I love reading through random tech journals, the type with highly industry-specific ads in them, as an insight into the worlds other people live in. Jobs and every day problems I will never experience first-hand.

One of the single most eye-popping experiences like that was an ad in a chip industry quarterly I found somewhere that was breathlessly advertising that their latest tool (a machine the size of a garage) now had an MTBF of "just" 27 hours instead of the previous 2-3 hours, a massive tenfold improvement! Cutting edge stuff, apparently, compared to the competition. The really impressive part apparently was that by cutting down on maintenance time, it could be "online" for up to 90% of the time instead of just 30-50% of the time or somesuch. Apparently that's impressively good in this space.

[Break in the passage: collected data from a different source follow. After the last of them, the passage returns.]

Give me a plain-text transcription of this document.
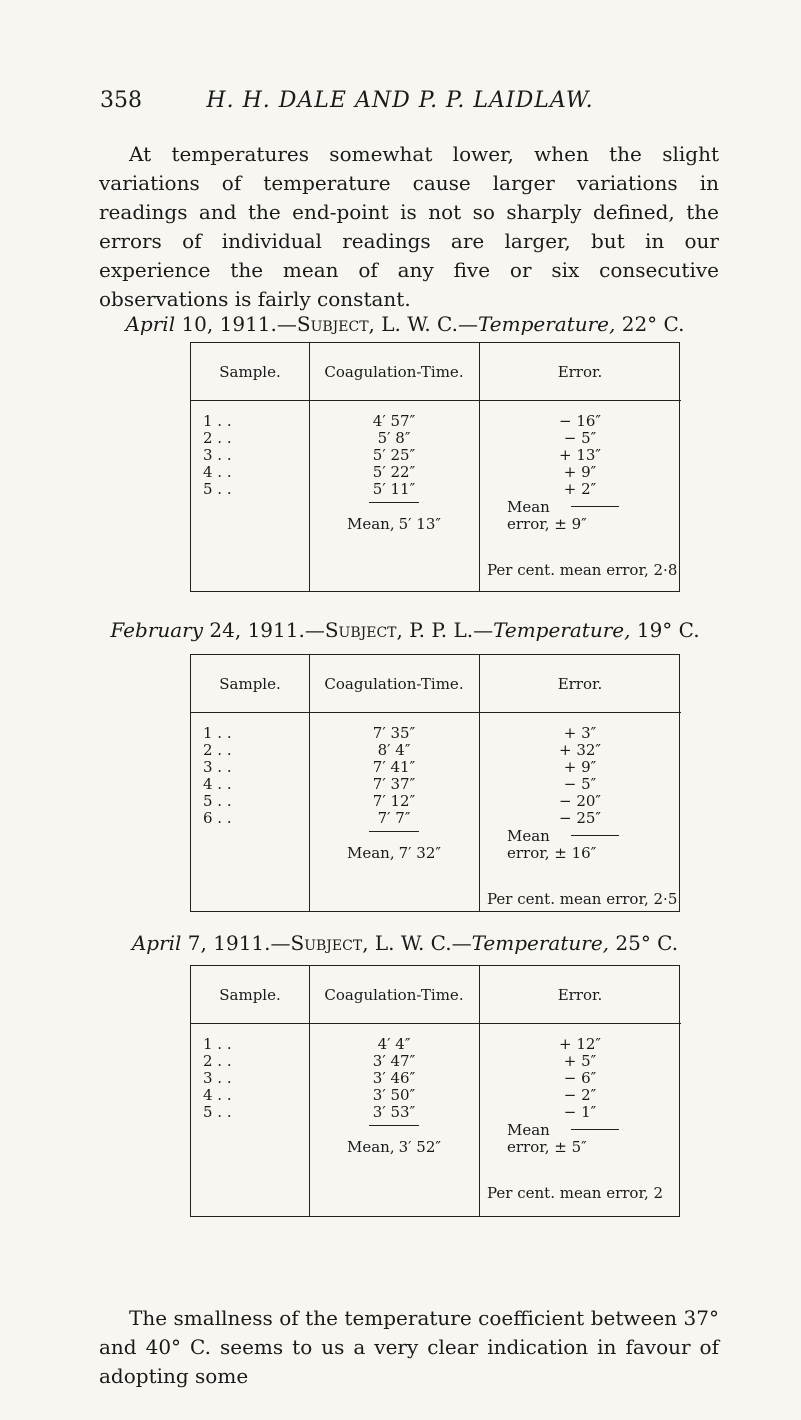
358	H. H. DALE AND P. P. LAIDLAW.

At temperatures somewhat lower, when the slight variations of temperature cause larger variations in readings and the end-point is not so sharply defined, the errors of individual readings are larger, but in our experience the mean of any five or six consecutive observations is fairly constant.

April 10, 1911.—Subject, L. W. C.—Temperature, 22° C.

Sample.	Coagulation-Time.	Error.
1 . .	4′ 57″	− 16″
2 . .	5′ 8″	− 5″
3 . .	5′ 25″	+ 13″
4 . .	5′ 22″	+ 9″
5 . .	5′ 11″	+ 2″
Mean
Mean, 5′ 13″	error, ± 9″
Per cent. mean error, 2·8

February 24, 1911.—Subject, P. P. L.—Temperature, 19° C.

Sample.	Coagulation-Time.	Error.
1 . .	7′ 35″	+ 3″
2 . .	8′ 4″	+ 32″
3 . .	7′ 41″	+ 9″
4 . .	7′ 37″	− 5″
5 . .	7′ 12″	− 20″
6 . .	7′ 7″	− 25″
Mean
Mean, 7′ 32″	error, ± 16″
Per cent. mean error, 2·5

April 7, 1911.—Subject, L. W. C.—Temperature, 25° C.

Sample.	Coagulation-Time.	Error.
1 . .	4′ 4″	+ 12″
2 . .	3′ 47″	+ 5″
3 . .	3′ 46″	− 6″
4 . .	3′ 50″	− 2″
5 . .	3′ 53″	− 1″
Mean
Mean, 3′ 52″	error, ± 5″
Per cent. mean error, 2

The smallness of the temperature coefficient between 37° and 40° C. seems to us a very clear indication in favour of adopting some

The rest of the ad (and much of the journal) kept going on and on (and on!) about how their tool has easy-swap parts, can keep the vacuum during repair, has tool-less panels, quick access, no need for heavy lifting, etc...

I don't think I'm exaggerating too much by saying that nearly 50% of all technical development in the fab industry is about reducing the maintenance effort, and hence staffing costs.


I can only wonder why one would use ads in an industry which is so specialized and has so few players. Wouldn't it be more efficient to just talk to these people?


I think they want to do both.

Put ads and positive press in trade journals you know your customers read. It increases the percentage of their minds you occupy.

In-person contact does that too. They aren't mutually exclusive strategies.

A lot of this equipment is so expensive, that the cost of a few trade journal ads is negligible compared to the amount of revenue involved.


Why would they do that?


The moving part? Probably because of better salaries. I don't know much about Taiwan and how nationalistic they are, but for most of the world working in the US is seen as the career endgame (or means to get there).

If the question was why would Intel invest into making the chips in US - from recent news it seems like US understands how dependent it is on other nations for silicon manufacturing, which poses many questions. The biggest one seems to be national security, which looking from the side is the only factor that gets thing done in US.


> I don't know much about Taiwan and how nationalistic they are

You will want to read up on The Republic of Formosa, WWII and the history of Taiwan at some point. There are enough Chinese nationals on this website to downvote us all but suffice to say, it is widely regarded at the federal level that Taiwan could come under siege by the Chinese Communist Party at anytime and be used as a bargaining chip with the West along with Hong Kong, the DPRK armistice and Western financial interests in Macau. We need to begin evacuating Hong Kong and Taiwan immediately back to the USA --in fact, China just seized a boat of people fleeing Hong Kong last night, the first time they have done that (and on what charges, nobody knows, not even the Chief of Police of Hong Kong). As the President said today, we are going to break it off cold with China and as you expand your knowledge of the situation, you will realize that China claims Taiwan as part of its territory and the people of Taiwan do not.


Hong Kong was legally handed over to China, but they had a 50(?) year handover period which they're breaking. Taiwan was never China's. A bunch of Chinese nationals went to China during the cultural revolution, and China would love to have Taiwan, but Taiwanese people are basically Chinese refugees and do not want that. China has been posturing to conquer them for years. My wife's parents (Taiwanese) immigrated to Canada during one of the periods of high tension between the countries. China was flying fighter jets over Taipei as an intimidation tactic.